Following training camp 2007, the Wranglers roster was set as seven rookies made the cut (nearly a fourth of the team), while Adrian McPherson, Nate Coggins, Anthony Hines, and Chad Dukes were the lone AFL veteran free agent pick ups making the squad. The rest of the roster remained the core nucleus of the Wrangler's playoff run in 2006, including starting defensive specialist Damon Mason and stand out wide receiver Derrick Lewis.

The 2007 season, which would end up being the Wrangler's last in the AFL, served largely as a disappointment. Highly touted free agent pick up Adrian McPherson failed to live up to high expectations and was cut midway through the season, while the defense was among the league's worst, ranking 18th and 17th in defensive passing and receiving respectively. Fans speculate whether the loss of former defensive coordinator Jon Norris may have attributed to the Wrangler's defensive struggles in 2007.

On October 12, 2007, the team announced that they were moving from the AFL to the af2 after much speculation. The ownership had made the decision due to financial difficulties, some rumoring the Wrangler's had lost over $4 million in 2007. In addition the decision was lubricated by the fact Doug MacGregor had purchased four expansion teams in the af2 in 2007, including the Corpus Christi Sharks and the Lubbock Renegades.

A new era of Wrangler's football began on October 22, 2007 with the signing of AFL Hall of Famer Ben Bennett as head coach of the Wranglers. In addition to an impressive resume as quarterback in college and the arena league, Bennett had coached the Florida Firecats to an ArenaCup title in 2004, and had accumulated a 56-33 record with the Manchester Wolves from 2005–2007.

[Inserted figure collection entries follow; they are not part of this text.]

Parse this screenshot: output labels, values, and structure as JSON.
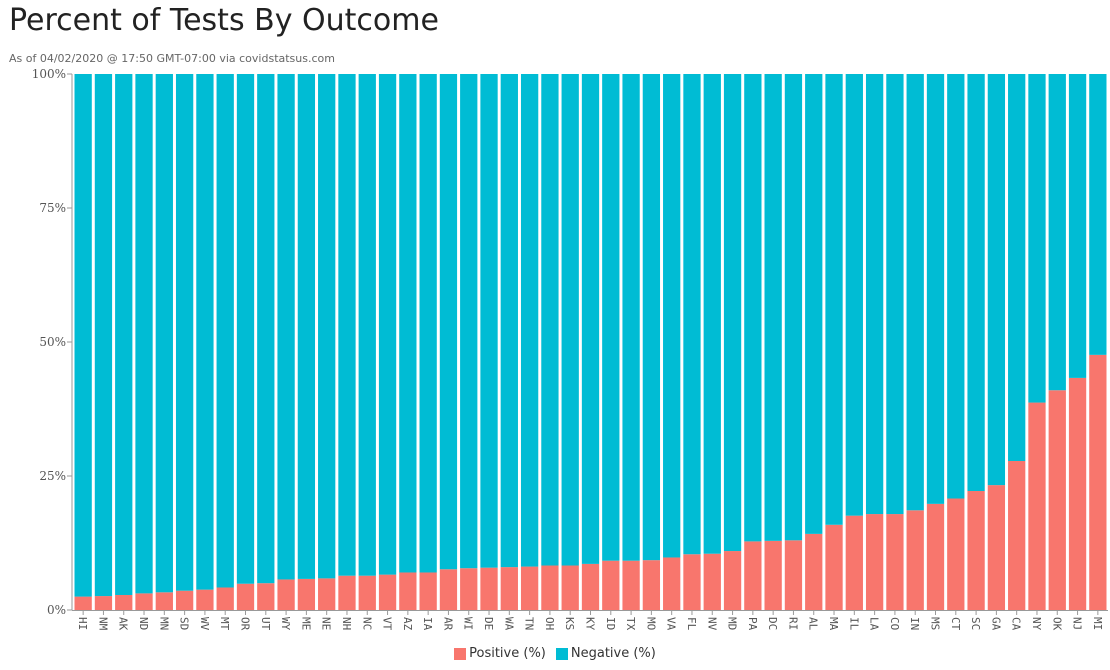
{
  "title": "Percent of Tests By Outcome",
  "subtitle": "As of 04/02/2020 @ 17:50 GMT-07:00 via covidstatsus.com",
  "colors": {
    "positive": "#f8766d",
    "negative": "#00bcd4"
  },
  "chart_data": {
    "type": "bar",
    "stacked": true,
    "categories": [
      "HI",
      "NM",
      "AK",
      "ND",
      "MN",
      "SD",
      "WV",
      "MT",
      "OR",
      "UT",
      "WY",
      "ME",
      "NE",
      "NH",
      "NC",
      "VT",
      "AZ",
      "IA",
      "AR",
      "WI",
      "DE",
      "WA",
      "TN",
      "OH",
      "KS",
      "KY",
      "ID",
      "TX",
      "MO",
      "VA",
      "FL",
      "NV",
      "MD",
      "PA",
      "DC",
      "RI",
      "AL",
      "MA",
      "IL",
      "LA",
      "CO",
      "IN",
      "MS",
      "CT",
      "SC",
      "GA",
      "CA",
      "NY",
      "OK",
      "NJ",
      "MI"
    ],
    "series": [
      {
        "name": "Positive (%)",
        "values": [
          2.5,
          2.6,
          2.8,
          3.1,
          3.3,
          3.6,
          3.8,
          4.2,
          4.9,
          5.0,
          5.7,
          5.8,
          5.9,
          6.4,
          6.4,
          6.6,
          7.0,
          7.0,
          7.6,
          7.8,
          7.9,
          8.0,
          8.1,
          8.3,
          8.3,
          8.6,
          9.2,
          9.2,
          9.3,
          9.8,
          10.4,
          10.5,
          11.0,
          12.8,
          12.9,
          13.0,
          14.2,
          15.9,
          17.6,
          17.9,
          17.9,
          18.6,
          19.8,
          20.8,
          22.2,
          23.3,
          27.8,
          38.7,
          41.0,
          43.3,
          47.6
        ]
      },
      {
        "name": "Negative (%)",
        "values": [
          97.5,
          97.4,
          97.2,
          96.9,
          96.7,
          96.4,
          96.2,
          95.8,
          95.1,
          95.0,
          94.3,
          94.2,
          94.1,
          93.6,
          93.6,
          93.4,
          93.0,
          93.0,
          92.4,
          92.2,
          92.1,
          92.0,
          91.9,
          91.7,
          91.7,
          91.4,
          90.8,
          90.8,
          90.7,
          90.2,
          89.6,
          89.5,
          89.0,
          87.2,
          87.1,
          87.0,
          85.8,
          84.1,
          82.4,
          82.1,
          82.1,
          81.4,
          80.2,
          79.2,
          77.8,
          76.7,
          72.2,
          61.3,
          59.0,
          56.7,
          52.4
        ]
      }
    ],
    "ylim": [
      0,
      100
    ],
    "y_ticks": [
      0,
      25,
      50,
      75,
      100
    ],
    "y_tick_labels": [
      "0%",
      "25%",
      "50%",
      "75%",
      "100%"
    ],
    "xlabel": "",
    "ylabel": "",
    "grid": false,
    "legend_position": "bottom-center"
  }
}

Despite dropping to af2 and considering playing in Cedar Park Entertainment Center to cut costs, success did not follow the Wranglers to af2 while financial difficulties continued to plague the team. Ownership announced in September 2008 that the franchise would cease operations and not appear in 2009.

==Season-by-season==

| League champions | Championship Game Appearance | Division champions | Playoff berth |

| Season | League | Conference | Division | Regular season |  |  | Postseason results |
| Finish | Wins | Losses |
Austin Wranglers
| 2004 | AFL | National | Southern | 4th | 8 | 8 |  |
| 2005 | AFL | National | Southern | 5th | 6 | 10 |  |
| 2006 | AFL | National | Southern | 2nd | 10 | 6 | Lost Wild Card Round (Philadelphia) 52–35 |
| 2007 | AFL | National | Southern | 5th | 4 | 12 |  |
| 2008 | AF2 | National | Southwestern | 2nd | 8 | 8 | Lost First Round (Spokane) 42–14 |
| Total |  |  |  |  | 36 | 44 | (includes only regular season) |  |
| 0 | 2 | (includes only the postseason) |  |
| 36 | 46 | (includes both regular season and postseason) |  |

==Notable players==

===Arena Football Hall of Famers===

Austin Wranglers Hall of Famers
| No. | Name | Year Inducted | Position(s) | Years w/ Wranglers |
| 7 | Darryl Hammond | 2013 | WR/LB | 2004 |

===Individual awards===

Kicker of the Year
| Season | Player | Position |
| 2007 | Mark Lewis | K |

===All-Arena players===
The following Wranglers players have been named to All-Arena Teams:
- OL/DL Tom Briggs (1)
- K Mark Lewis (1)
- WR/DB John Roberson III (1)

===All-Ironman players===
The following Wranglers players have been named to All-Ironman Teams:
- FB/LB Dane Krager

===All-Rookie players===
The following Wranglers players have been named to All-Rookie Teams:
- WR/DB Kevin Nickerson
- OL/DL Aaron Humphrey
- DL Rob Schroeder
- OS Tacoma Fontaine
- DS DeRon Jenkins

==Head coaches==

| Name | Term | Regular season |  |  |  | Playoffs |  | Awards |
| W | L | T | Win% | W | L |
| Skip Foster | 2004–2006 | 24 | 24 | 0 | .500 | 0 | 1 |  |
| Brian Partlow | 2007 | 4 | 12 | 0 | .250 | 0 | 0 |  |
| Ben Bennett | 2008 | 8 | 8 | 0 | .500 | 0 | 1 |  |

==Radio and television==

The Wranglers flagship radio station was 1300 The Zone "The Longhorn's Station."

As far as television, all Wrangler games were seen on the af2's online television service af2TV.